I think people would like a project book.... book of ideas of Daily do's to work towards.. Love the nose work type of books.. gives you activities spending time with your pup... Living with, playing with is where so many skills are learned to be applied in real life. Find people do really well when they can focus on what they projecting..
Post #3 is such a good idea (as in living with your dog!). It could be a really useful approach to suggesting practical advice for dog owners in everyday situations. I suggest the OP consider this kind of an alternative instead, being already prepared to invest in the energy needed to help other people. Perhaps those who contribute in this forum routinely (here) would add their own ideas/perspective/experience from which an overall guide could be compiled. Maybe we could list the general aspects to be considered regarding dog behavior, and how it points towards different types of training?
These are JUST suggestions (I am not "endorsing" particular elements). So don't beat me up with a rawhide chewstick. Everyone here should contribute with their perspective, and things to be considered.
The following would be on a scale of 1 to 10:
1. The nature of the dog (high or low energy).
2. Type of traits (confident, focused to hesitant and distracted to uncooperative)
3. What does the dog enjoy doing (lounging, walking, chasing, patrolling)
4. Who will be involved in shaping behavior (primary owner to the family dynamic)
5. What are ways to incentivize your dog (games, challenges, companionship, rewards).
6. What are everyday exercises (activities/approaches) that can strengthen your bond (relationship) with the dog (adhering to a routine, teaching manners).
7. Ways to teach/build self-control in everyday situations. (Waiting for a meal, treat, pleasurable activity).
8. For what reasons (and how) is confining (establishing boundaries) useful in dog training.
9. Universal potty training approaches, the very basics!
10. Interacting with others (dogs, people, unfamiliar situations)
a. Depending on the type of personality (confident to anxious to fearful)
b. Examples or occasions for desensitizing and providing everyday exposure to expand the dog's experience.
11. Correction, if, when, how or never applicable? (examples).
12. Achieved how, through time-outs, redirects, repetition, relearning).
Title: I would not worry about a title right now. You may find that a title will jump out at you as you are writing the material.
Content: Before you consider content, you must first decide who your target audience will be.
Are you writing a book for someone who has never owned a dog before?
Are you writing for someone with a brand new puppy? Or someone who adopted an older dog that has already developed some bad habits?
Are you writing for someone who wants their dog to learn tricks? Develop skills that prepare their pup for agility training? Or just be a well-mannered pet?
Also, take a look at the books that are already available. Go to a book store and spend some time thumbing through the books. Do the same at your local library.
Most of the How to Raise a Puppy or basic Train Your Dog books I've looked at have the same watered-down content. Feed them. Crate them. Teach them sit, down and stay. Yes, these are important but is that the type of training information you want to fill your pages?

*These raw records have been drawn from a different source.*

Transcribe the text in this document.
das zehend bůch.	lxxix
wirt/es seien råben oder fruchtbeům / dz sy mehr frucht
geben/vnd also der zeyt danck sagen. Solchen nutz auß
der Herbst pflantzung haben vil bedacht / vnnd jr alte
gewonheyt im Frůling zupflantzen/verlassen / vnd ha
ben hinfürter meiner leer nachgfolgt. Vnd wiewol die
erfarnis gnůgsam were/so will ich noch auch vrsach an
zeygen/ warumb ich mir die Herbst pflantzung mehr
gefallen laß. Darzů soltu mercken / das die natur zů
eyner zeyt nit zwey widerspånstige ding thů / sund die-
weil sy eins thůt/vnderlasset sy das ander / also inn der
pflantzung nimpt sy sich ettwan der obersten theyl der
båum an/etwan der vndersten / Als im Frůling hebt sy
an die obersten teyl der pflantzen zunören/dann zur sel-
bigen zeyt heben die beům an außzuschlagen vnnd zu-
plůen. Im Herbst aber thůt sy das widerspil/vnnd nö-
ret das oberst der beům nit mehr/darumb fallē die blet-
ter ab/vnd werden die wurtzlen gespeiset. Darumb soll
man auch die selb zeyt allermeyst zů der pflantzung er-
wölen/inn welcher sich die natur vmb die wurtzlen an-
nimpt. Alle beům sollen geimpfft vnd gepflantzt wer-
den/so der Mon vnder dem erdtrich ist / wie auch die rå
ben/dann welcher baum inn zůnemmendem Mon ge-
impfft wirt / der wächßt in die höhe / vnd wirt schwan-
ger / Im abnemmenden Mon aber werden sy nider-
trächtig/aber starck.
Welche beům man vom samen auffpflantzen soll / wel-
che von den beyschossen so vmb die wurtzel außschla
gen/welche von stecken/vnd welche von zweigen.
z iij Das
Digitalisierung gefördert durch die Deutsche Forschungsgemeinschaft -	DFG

What will your book have that will make it stand out from the rest? What's your philosophy on dog training? Are you more of a Cesar Millan trainer or a Zak George trainer? Ask yourself why you want to write the book, and what training knowledge you have that you feel other people need to know?
Will your book contain photos to help the reader understand the instruction? If so, will you take the photos? Will all the pictures be of your dog?

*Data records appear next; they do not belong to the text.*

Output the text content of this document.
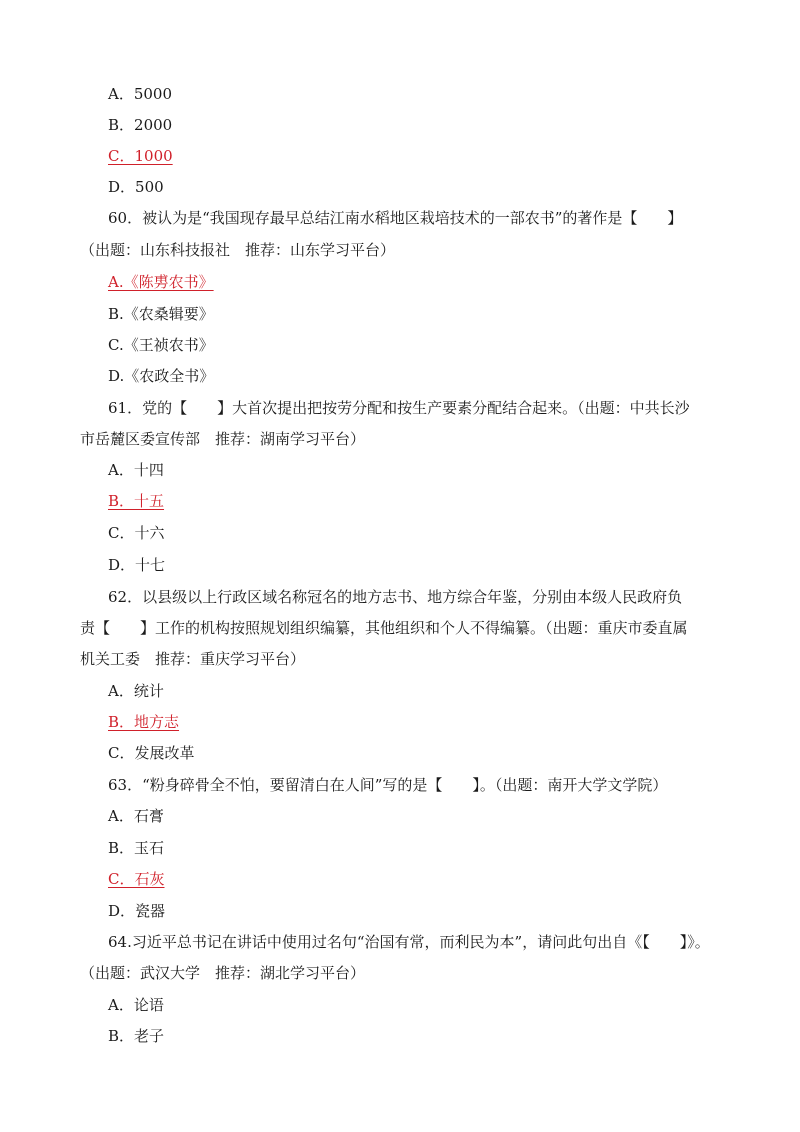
A．5000
B．2000
C．1000
D．500
60．被认为是“我国现存最早总结江南水稻地区栽培技术的一部农书”的著作是【　　】
（出题：山东科技报社　推荐：山东学习平台）
A.《陈旉农书》
B.《农桑辑要》
C.《王祯农书》
D.《农政全书》
61．党的【　　】大首次提出把按劳分配和按生产要素分配结合起来。（出题：中共长沙
市岳麓区委宣传部　推荐：湖南学习平台）
A．十四
B．十五
C．十六
D．十七
62．以县级以上行政区域名称冠名的地方志书、地方综合年鉴，分别由本级人民政府负
责【　　】工作的机构按照规划组织编纂，其他组织和个人不得编纂。（出题：重庆市委直属
机关工委　推荐：重庆学习平台）
A．统计
B．地方志
C．发展改革
63．“粉身碎骨全不怕，要留清白在人间”写的是【　　】。（出题：南开大学文学院）
A．石膏
B．玉石
C．石灰
D．瓷器
64.习近平总书记在讲话中使用过名句“治国有常，而利民为本”，请问此句出自《【　　】》。
（出题：武汉大学　推荐：湖北学习平台）
A．论语
B．老子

I think some of the better books are specialized, targeting a specific area of training. Hunting dog training; Trick training; Crate training; Train your own service dog; Training the reactive dog; etc.

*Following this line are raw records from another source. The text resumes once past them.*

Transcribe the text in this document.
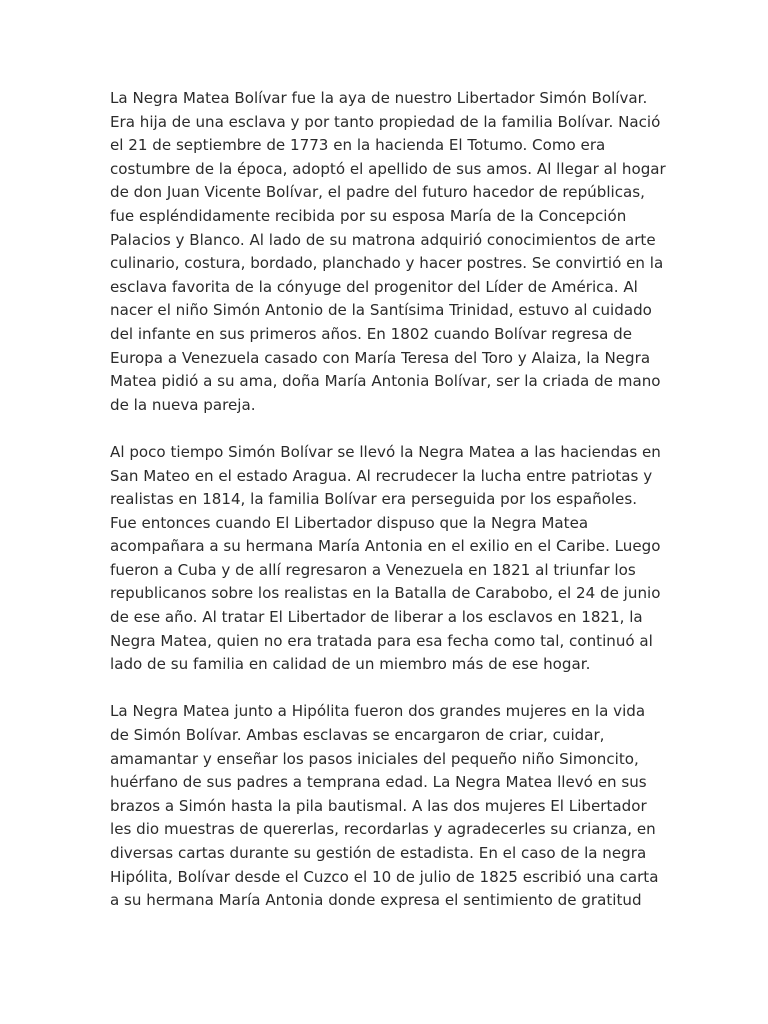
La Negra Matea Bolívar fue la aya de nuestro Libertador Simón Bolívar.
Era hija de una esclava y por tanto propiedad de la familia Bolívar. Nació
el 21 de septiembre de 1773 en la hacienda El Totumo. Como era
costumbre de la época, adoptó el apellido de sus amos. Al llegar al hogar
de don Juan Vicente Bolívar, el padre del futuro hacedor de repúblicas,
fue espléndidamente recibida por su esposa María de la Concepción
Palacios y Blanco. Al lado de su matrona adquirió conocimientos de arte
culinario, costura, bordado, planchado y hacer postres. Se convirtió en la
esclava favorita de la cónyuge del progenitor del Líder de América. Al
nacer el niño Simón Antonio de la Santísima Trinidad, estuvo al cuidado
del infante en sus primeros años. En 1802 cuando Bolívar regresa de
Europa a Venezuela casado con María Teresa del Toro y Alaiza, la Negra
Matea pidió a su ama, doña María Antonia Bolívar, ser la criada de mano
de la nueva pareja.
Al poco tiempo Simón Bolívar se llevó la Negra Matea a las haciendas en
San Mateo en el estado Aragua. Al recrudecer la lucha entre patriotas y
realistas en 1814, la familia Bolívar era perseguida por los españoles.
Fue entonces cuando El Libertador dispuso que la Negra Matea
acompañara a su hermana María Antonia en el exilio en el Caribe. Luego
fueron a Cuba y de allí regresaron a Venezuela en 1821 al triunfar los
republicanos sobre los realistas en la Batalla de Carabobo, el 24 de junio
de ese año. Al tratar El Libertador de liberar a los esclavos en 1821, la
Negra Matea, quien no era tratada para esa fecha como tal, continuó al
lado de su familia en calidad de un miembro más de ese hogar.
La Negra Matea junto a Hipólita fueron dos grandes mujeres en la vida
de Simón Bolívar. Ambas esclavas se encargaron de criar, cuidar,
amamantar y enseñar los pasos iniciales del pequeño niño Simoncito,
huérfano de sus padres a temprana edad. La Negra Matea llevó en sus
brazos a Simón hasta la pila bautismal. A las dos mujeres El Libertador
les dio muestras de quererlas, recordarlas y agradecerles su crianza, en
diversas cartas durante su gestión de estadista. En el caso de la negra
Hipólita, Bolívar desde el Cuzco el 10 de julio de 1825 escribió una carta
a su hermana María Antonia donde expresa el sentimiento de gratitud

My post may sound like I am trying to discourage you. But I assure you that is not the case. I just think it is important for you to know what kind of book you plan to write before you actually start writing it.
One skill that's not addressed very often is how to assess your dog. In order to tailor the style of training. Our breed specialty magazine once had a piece written about how to evaluate young puppies! Based on about 10 questions and providing exercises to put the puppy through. It was so much fun!!